Das aber nur am Rande. Denn mal ehrlich. Die Werbung haben wir ohnehin alle ausgemacht. Wir mussten uns schließlich in den Unterbrechungen um die Essensbestellung kümmern und haben mindestens drei Minuten von Fernseher zu Wohnungstür gebraucht.

1. Gary, Gary Anderson: Ein Mathe-Professor wird er wohl nicht mehr der gute alte Gary. Muss er aber auch nicht. Pfeile werfen kann er nämlich ganz ordentlich - zum Glück. Bis zum Finale gönnte der jetzt zweimalige Weltmeister seinen Kontrahenten nur zwei Satz-Gewinne. Respekt hierfür.

Kein Wunder, dass er seinen Schwierigkeitsgrad erhöhte und sich im Halbfinale absichtlich verrechnete. Trotzdem bügelte er Jelle Klaasen mit 6:0 nieder. Was macht ein wahrer Champion in solch einer langweiligen Situation? Klar, den Schwierigkeitsgrad abermals erhöhen.

Im Finale checkte der Schotte dementsprechend erst das Madhouse als die Doppel-Sechs von Nöten gewesen wäre und überwarf sich später kurzerhand bei 86 Punkten Rest. Shit happens. Immerhin wurde Andersons lauter Hilferuf nach ernsthafter Gegenwehr endlich erhört: Fünf Sätze schnappte sich der Jackpot.

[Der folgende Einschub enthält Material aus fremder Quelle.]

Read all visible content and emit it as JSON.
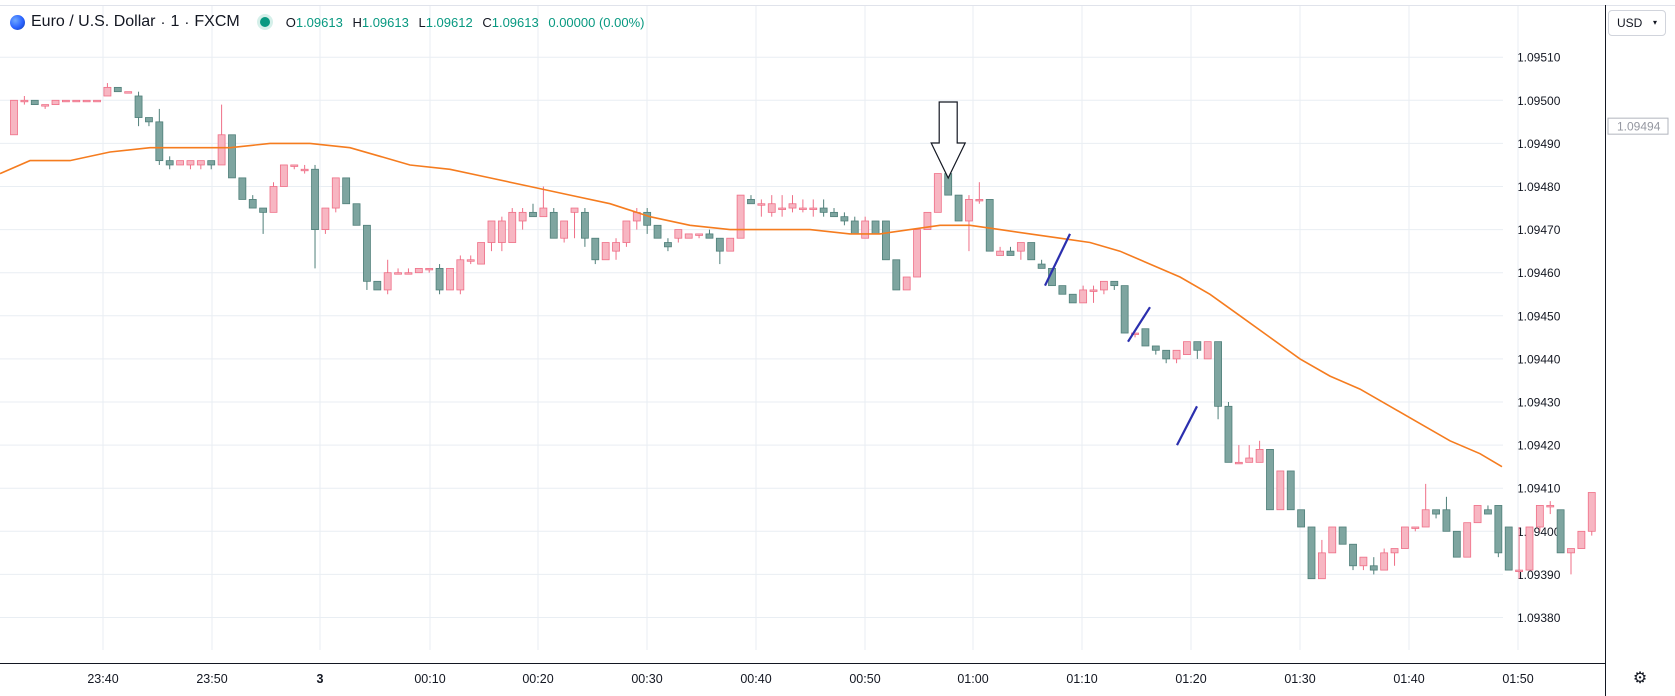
{
  "header": {
    "symbol_title": "Euro / U.S. Dollar",
    "interval": "1",
    "exchange": "FXCM",
    "ohlc": [
      {
        "key": "O",
        "value": "1.09613"
      },
      {
        "key": "H",
        "value": "1.09613"
      },
      {
        "key": "L",
        "value": "1.09612"
      },
      {
        "key": "C",
        "value": "1.09613"
      }
    ],
    "change": "0.00000 (0.00%)"
  },
  "currency_button": {
    "label": "USD"
  },
  "price_marker": "1.09494",
  "colors": {
    "up": "#f7b6c2",
    "up_border": "#ef6f87",
    "down": "#7ea5a0",
    "down_border": "#4f7f79",
    "ma_line": "#f57c1f",
    "trendlines": "#2b2fae",
    "grid": "#e9eef3"
  },
  "icons": {
    "settings": "gear-icon",
    "logo": "globe-icon",
    "chevron": "chevron-down-icon",
    "arrow": "down-arrow-annotation"
  },
  "chart_data": {
    "type": "candlestick",
    "y_ticks": [
      "1.09380",
      "1.09390",
      "1.09400",
      "1.09410",
      "1.09420",
      "1.09430",
      "1.09440",
      "1.09450",
      "1.09460",
      "1.09470",
      "1.09480",
      "1.09490",
      "1.09500",
      "1.09510"
    ],
    "x_ticks": [
      "23:40",
      "23:50",
      "3",
      "00:10",
      "00:20",
      "00:30",
      "00:40",
      "00:50",
      "01:00",
      "01:10",
      "01:20",
      "01:30",
      "01:40",
      "01:50"
    ],
    "ylim": [
      1.09378,
      1.09519
    ],
    "candles": [
      [
        1.09492,
        1.095,
        1.09492,
        1.095
      ],
      [
        1.095,
        1.09501,
        1.09499,
        1.095
      ],
      [
        1.095,
        1.095,
        1.09499,
        1.09499
      ],
      [
        1.09499,
        1.09499,
        1.09498,
        1.09499
      ],
      [
        1.09499,
        1.095,
        1.09499,
        1.095
      ],
      [
        1.095,
        1.095,
        1.095,
        1.095
      ],
      [
        1.095,
        1.095,
        1.095,
        1.095
      ],
      [
        1.095,
        1.095,
        1.095,
        1.095
      ],
      [
        1.095,
        1.095,
        1.095,
        1.095
      ],
      [
        1.09501,
        1.09504,
        1.09501,
        1.09503
      ],
      [
        1.09503,
        1.09503,
        1.09502,
        1.09502
      ],
      [
        1.09502,
        1.09502,
        1.09502,
        1.09502
      ],
      [
        1.09501,
        1.09502,
        1.09494,
        1.09496
      ],
      [
        1.09496,
        1.09496,
        1.09494,
        1.09495
      ],
      [
        1.09495,
        1.09498,
        1.09485,
        1.09486
      ],
      [
        1.09486,
        1.09487,
        1.09484,
        1.09485
      ],
      [
        1.09485,
        1.09486,
        1.09485,
        1.09486
      ],
      [
        1.09485,
        1.09486,
        1.09484,
        1.09486
      ],
      [
        1.09485,
        1.09486,
        1.09484,
        1.09486
      ],
      [
        1.09486,
        1.09486,
        1.09484,
        1.09485
      ],
      [
        1.09485,
        1.09499,
        1.09485,
        1.09492
      ],
      [
        1.09492,
        1.09492,
        1.09482,
        1.09482
      ],
      [
        1.09482,
        1.09482,
        1.09477,
        1.09477
      ],
      [
        1.09477,
        1.09478,
        1.09475,
        1.09475
      ],
      [
        1.09475,
        1.09475,
        1.09469,
        1.09474
      ],
      [
        1.09474,
        1.09481,
        1.09474,
        1.0948
      ],
      [
        1.0948,
        1.09485,
        1.0948,
        1.09485
      ],
      [
        1.09485,
        1.09485,
        1.09484,
        1.09485
      ],
      [
        1.09484,
        1.09485,
        1.09483,
        1.09484
      ],
      [
        1.09484,
        1.09485,
        1.09461,
        1.0947
      ],
      [
        1.0947,
        1.09475,
        1.09469,
        1.09475
      ],
      [
        1.09475,
        1.09482,
        1.09474,
        1.09482
      ],
      [
        1.09482,
        1.09482,
        1.09476,
        1.09476
      ],
      [
        1.09476,
        1.09476,
        1.09471,
        1.09471
      ],
      [
        1.09471,
        1.09471,
        1.09456,
        1.09458
      ],
      [
        1.09458,
        1.09458,
        1.09456,
        1.09456
      ],
      [
        1.09456,
        1.09463,
        1.09455,
        1.0946
      ],
      [
        1.0946,
        1.09461,
        1.0946,
        1.0946
      ],
      [
        1.0946,
        1.09461,
        1.0946,
        1.0946
      ],
      [
        1.0946,
        1.09461,
        1.0946,
        1.09461
      ],
      [
        1.09461,
        1.09461,
        1.0946,
        1.09461
      ],
      [
        1.09461,
        1.09462,
        1.09455,
        1.09456
      ],
      [
        1.09456,
        1.09461,
        1.09456,
        1.09461
      ],
      [
        1.09456,
        1.09464,
        1.09455,
        1.09463
      ],
      [
        1.09463,
        1.09464,
        1.09462,
        1.09463
      ],
      [
        1.09462,
        1.09467,
        1.09462,
        1.09467
      ],
      [
        1.09467,
        1.09472,
        1.09465,
        1.09472
      ],
      [
        1.09467,
        1.09473,
        1.09465,
        1.09472
      ],
      [
        1.09467,
        1.09475,
        1.09467,
        1.09474
      ],
      [
        1.09472,
        1.09475,
        1.0947,
        1.09474
      ],
      [
        1.09474,
        1.09476,
        1.09473,
        1.09473
      ],
      [
        1.09473,
        1.0948,
        1.09473,
        1.09475
      ],
      [
        1.09474,
        1.09475,
        1.09468,
        1.09468
      ],
      [
        1.09468,
        1.09472,
        1.09467,
        1.09472
      ],
      [
        1.09474,
        1.09475,
        1.09468,
        1.09475
      ],
      [
        1.09474,
        1.09475,
        1.09466,
        1.09468
      ],
      [
        1.09468,
        1.09468,
        1.09462,
        1.09463
      ],
      [
        1.09463,
        1.09467,
        1.09463,
        1.09467
      ],
      [
        1.09465,
        1.09468,
        1.09463,
        1.09467
      ],
      [
        1.09467,
        1.09472,
        1.09466,
        1.09472
      ],
      [
        1.09472,
        1.09475,
        1.0947,
        1.09474
      ],
      [
        1.09474,
        1.09475,
        1.09469,
        1.09471
      ],
      [
        1.09471,
        1.09471,
        1.09468,
        1.09468
      ],
      [
        1.09467,
        1.09468,
        1.09465,
        1.09466
      ],
      [
        1.09468,
        1.0947,
        1.09467,
        1.0947
      ],
      [
        1.09468,
        1.09469,
        1.09468,
        1.09469
      ],
      [
        1.09469,
        1.09469,
        1.09468,
        1.09469
      ],
      [
        1.09469,
        1.0947,
        1.09468,
        1.09468
      ],
      [
        1.09468,
        1.09468,
        1.09462,
        1.09465
      ],
      [
        1.09465,
        1.09468,
        1.09465,
        1.09468
      ],
      [
        1.09468,
        1.09478,
        1.09468,
        1.09478
      ],
      [
        1.09477,
        1.09478,
        1.09476,
        1.09476
      ],
      [
        1.09476,
        1.09477,
        1.09473,
        1.09476
      ],
      [
        1.09474,
        1.09478,
        1.09473,
        1.09476
      ],
      [
        1.09475,
        1.09478,
        1.09473,
        1.09475
      ],
      [
        1.09475,
        1.09478,
        1.09474,
        1.09476
      ],
      [
        1.09475,
        1.09477,
        1.09474,
        1.09475
      ],
      [
        1.09475,
        1.09477,
        1.09473,
        1.09475
      ],
      [
        1.09475,
        1.09477,
        1.09473,
        1.09474
      ],
      [
        1.09474,
        1.09475,
        1.09473,
        1.09473
      ],
      [
        1.09473,
        1.09474,
        1.09471,
        1.09472
      ],
      [
        1.09472,
        1.09473,
        1.09469,
        1.09469
      ],
      [
        1.09468,
        1.09473,
        1.09468,
        1.09472
      ],
      [
        1.09472,
        1.09472,
        1.09469,
        1.09469
      ],
      [
        1.09472,
        1.09472,
        1.09463,
        1.09463
      ],
      [
        1.09463,
        1.09463,
        1.09456,
        1.09456
      ],
      [
        1.09456,
        1.09459,
        1.09456,
        1.09459
      ],
      [
        1.09459,
        1.0947,
        1.09459,
        1.0947
      ],
      [
        1.0947,
        1.09474,
        1.0947,
        1.09474
      ],
      [
        1.09474,
        1.09483,
        1.09474,
        1.09483
      ],
      [
        1.09483,
        1.09483,
        1.09478,
        1.09478
      ],
      [
        1.09478,
        1.09478,
        1.09472,
        1.09472
      ],
      [
        1.09472,
        1.09478,
        1.09465,
        1.09477
      ],
      [
        1.09477,
        1.09481,
        1.09476,
        1.09477
      ],
      [
        1.09477,
        1.09477,
        1.09465,
        1.09465
      ],
      [
        1.09464,
        1.09466,
        1.09464,
        1.09465
      ],
      [
        1.09465,
        1.09466,
        1.09464,
        1.09464
      ],
      [
        1.09465,
        1.09467,
        1.09463,
        1.09467
      ],
      [
        1.09467,
        1.09467,
        1.09463,
        1.09463
      ],
      [
        1.09462,
        1.09463,
        1.09461,
        1.09461
      ],
      [
        1.09461,
        1.09461,
        1.09457,
        1.09457
      ],
      [
        1.09457,
        1.09457,
        1.09455,
        1.09455
      ],
      [
        1.09455,
        1.09455,
        1.09453,
        1.09453
      ],
      [
        1.09453,
        1.09457,
        1.09453,
        1.09456
      ],
      [
        1.09456,
        1.09457,
        1.09453,
        1.09456
      ],
      [
        1.09456,
        1.09458,
        1.09455,
        1.09458
      ],
      [
        1.09458,
        1.09458,
        1.09456,
        1.09457
      ],
      [
        1.09457,
        1.09457,
        1.09446,
        1.09446
      ],
      [
        1.09446,
        1.09446,
        1.09445,
        1.09446
      ],
      [
        1.09447,
        1.09447,
        1.09443,
        1.09443
      ],
      [
        1.09443,
        1.09443,
        1.09441,
        1.09442
      ],
      [
        1.09442,
        1.09442,
        1.09439,
        1.0944
      ],
      [
        1.0944,
        1.09442,
        1.09439,
        1.09442
      ],
      [
        1.09441,
        1.09444,
        1.09441,
        1.09444
      ],
      [
        1.09444,
        1.09444,
        1.0944,
        1.09442
      ],
      [
        1.0944,
        1.09444,
        1.0944,
        1.09444
      ],
      [
        1.09444,
        1.09444,
        1.09426,
        1.09429
      ],
      [
        1.09429,
        1.0943,
        1.09416,
        1.09416
      ],
      [
        1.09416,
        1.0942,
        1.09416,
        1.09416
      ],
      [
        1.09416,
        1.0942,
        1.09416,
        1.09417
      ],
      [
        1.09416,
        1.09421,
        1.09416,
        1.09419
      ],
      [
        1.09419,
        1.09419,
        1.09405,
        1.09405
      ],
      [
        1.09405,
        1.09414,
        1.09405,
        1.09414
      ],
      [
        1.09414,
        1.09414,
        1.09405,
        1.09405
      ],
      [
        1.09405,
        1.09405,
        1.09401,
        1.09401
      ],
      [
        1.09401,
        1.09401,
        1.09389,
        1.09389
      ],
      [
        1.09389,
        1.09398,
        1.09389,
        1.09395
      ],
      [
        1.09395,
        1.09401,
        1.09395,
        1.09401
      ],
      [
        1.09401,
        1.09401,
        1.09397,
        1.09397
      ],
      [
        1.09397,
        1.09397,
        1.09391,
        1.09392
      ],
      [
        1.09392,
        1.09394,
        1.09391,
        1.09394
      ],
      [
        1.09392,
        1.09394,
        1.0939,
        1.09391
      ],
      [
        1.09391,
        1.09396,
        1.09391,
        1.09395
      ],
      [
        1.09395,
        1.09396,
        1.09392,
        1.09396
      ],
      [
        1.09396,
        1.09401,
        1.09396,
        1.09401
      ],
      [
        1.09401,
        1.09401,
        1.094,
        1.09401
      ],
      [
        1.09401,
        1.09411,
        1.09401,
        1.09405
      ],
      [
        1.09405,
        1.09405,
        1.09403,
        1.09404
      ],
      [
        1.09405,
        1.09408,
        1.094,
        1.094
      ],
      [
        1.094,
        1.094,
        1.09394,
        1.09394
      ],
      [
        1.09394,
        1.09402,
        1.09394,
        1.09402
      ],
      [
        1.09402,
        1.09406,
        1.09402,
        1.09406
      ],
      [
        1.09405,
        1.09406,
        1.09404,
        1.09404
      ],
      [
        1.09406,
        1.09406,
        1.09394,
        1.09395
      ],
      [
        1.09401,
        1.09401,
        1.09391,
        1.09391
      ],
      [
        1.09391,
        1.09401,
        1.09389,
        1.09391
      ],
      [
        1.09391,
        1.09401,
        1.09391,
        1.09401
      ],
      [
        1.09401,
        1.09406,
        1.094,
        1.09406
      ],
      [
        1.09406,
        1.09407,
        1.09404,
        1.09406
      ],
      [
        1.09405,
        1.09405,
        1.09395,
        1.09395
      ],
      [
        1.09395,
        1.09396,
        1.0939,
        1.09396
      ],
      [
        1.09396,
        1.094,
        1.09396,
        1.094
      ],
      [
        1.094,
        1.09409,
        1.09399,
        1.09409
      ]
    ],
    "moving_average": [
      [
        0,
        1.09483
      ],
      [
        30,
        1.09486
      ],
      [
        70,
        1.09486
      ],
      [
        110,
        1.09488
      ],
      [
        150,
        1.09489
      ],
      [
        190,
        1.09489
      ],
      [
        230,
        1.09489
      ],
      [
        270,
        1.0949
      ],
      [
        310,
        1.0949
      ],
      [
        350,
        1.09489
      ],
      [
        380,
        1.09487
      ],
      [
        410,
        1.09485
      ],
      [
        450,
        1.09484
      ],
      [
        490,
        1.09482
      ],
      [
        530,
        1.0948
      ],
      [
        570,
        1.09478
      ],
      [
        610,
        1.09476
      ],
      [
        650,
        1.09473
      ],
      [
        690,
        1.09471
      ],
      [
        730,
        1.0947
      ],
      [
        770,
        1.0947
      ],
      [
        810,
        1.0947
      ],
      [
        850,
        1.09469
      ],
      [
        880,
        1.09469
      ],
      [
        910,
        1.0947
      ],
      [
        940,
        1.09471
      ],
      [
        970,
        1.09471
      ],
      [
        1000,
        1.0947
      ],
      [
        1030,
        1.09469
      ],
      [
        1060,
        1.09468
      ],
      [
        1090,
        1.09467
      ],
      [
        1120,
        1.09465
      ],
      [
        1150,
        1.09462
      ],
      [
        1180,
        1.09459
      ],
      [
        1210,
        1.09455
      ],
      [
        1240,
        1.0945
      ],
      [
        1270,
        1.09445
      ],
      [
        1300,
        1.0944
      ],
      [
        1330,
        1.09436
      ],
      [
        1360,
        1.09433
      ],
      [
        1390,
        1.09429
      ],
      [
        1420,
        1.09425
      ],
      [
        1450,
        1.09421
      ],
      [
        1480,
        1.09418
      ],
      [
        1502,
        1.09415
      ]
    ],
    "annotations": {
      "down_arrow_at_candle": 90,
      "trendlines": [
        {
          "from": [
            1.09457,
            1045
          ],
          "to": [
            1.09469,
            1070
          ]
        },
        {
          "from": [
            1.09444,
            1128
          ],
          "to": [
            1.09452,
            1150
          ]
        },
        {
          "from": [
            1.0942,
            1177
          ],
          "to": [
            1.09429,
            1197
          ]
        }
      ]
    }
  }
}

Jetzt aber nicht übertreiben! The Flying Scotsman nahm die Zügel wieder enger in die Hand und putzte Lewis mit seinem zweiten Championshipdart von der Bühne. Da wird er es verkraften, dass es mit der akademischen Laufbahn so schnell nicht klappen wird. Sowieso: Der Typ ist viel zu sympathisch, um sich an einer Uni zu verschwenden.